ピピロッティ・リストは、1962年スイス ラインヴァレー、グラプスに生まれ現在チューリッヒ在住。今日の美術界において最も突出した活躍を続けるアーティストの一人です。当初ミュージックバンドのステージデザインを手がけていましたが1980年代後半からMTV世代を代表する印象的な音楽と映像を融合したストーリー性のある、また夢見るようなビデオ・インスタレーション作品の制作を始めます。色彩あふれる創造性や劇場的なセッティング、リズミカルな編集により新しい映像表現の可能性を創出したリストの作品は、身体と精神面の双方における探求が図られることで、私たちの身体や感覚、習慣、タブーといったものに対する挑戦や探索を示し、詩的にまた時には親密感をともないかつユーモアに満ちています。
1997年ベネチア・ビエンナーレではPremio2000(若手作家賞)を受賞し、以後も様々な国際展への参加や世界各国での個展が相次いでいますが、昨年秋、意外にも日本の美術館では初となる個展「ピピロッティ・リストからから」が原美術館(東京)で開催され好評を博しました。

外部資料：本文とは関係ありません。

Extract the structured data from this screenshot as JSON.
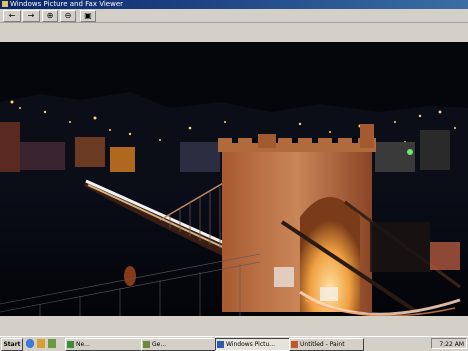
{
  "window": {
    "title": "Windows Picture and Fax Viewer"
  },
  "toolbar": {
    "buttons": [
      {
        "name": "previous-image-button",
        "glyph": "←"
      },
      {
        "name": "next-image-button",
        "glyph": "→"
      },
      {
        "name": "zoom-in-button",
        "glyph": "⊕"
      },
      {
        "name": "zoom-out-button",
        "glyph": "⊖"
      },
      {
        "name": "fit-button",
        "glyph": "▣"
      }
    ]
  },
  "photo": {
    "scene": "night-bridge-long-exposure",
    "colors": {
      "sky": "#05060c",
      "tower": "#c07a4a",
      "light_trail": "#ffe9b8",
      "archway": "#ffb85a"
    }
  },
  "taskbar": {
    "start_label": "Start",
    "quick_launch": [
      "browser-icon",
      "mail-icon",
      "media-icon"
    ],
    "tasks": [
      {
        "label": "Ne...",
        "active": false,
        "icon": "#3c8c3c"
      },
      {
        "label": "Ge...",
        "active": false,
        "icon": "#6f8a3a"
      },
      {
        "label": "Windows Pictu...",
        "active": true,
        "icon": "#2a5db0"
      },
      {
        "label": "Untitled - Paint",
        "active": false,
        "icon": "#c05a2a"
      }
    ],
    "clock": "7:22 AM"
  }
}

「最も美しい美術館建設を設計する」と評される谷口吉生によりデザインされた丸亀市猪熊弦一郎現代美術館の3F展示室の空間にいかに展示されるかが必見ですが、それとともに表現された映像内容はもちろんのこと、ビデオ・インスタレーションとして考え抜かれた展示方法を鑑賞することで、鑑賞者はその身体の在り方や展示の空間の広がりを認識することができるでしょう。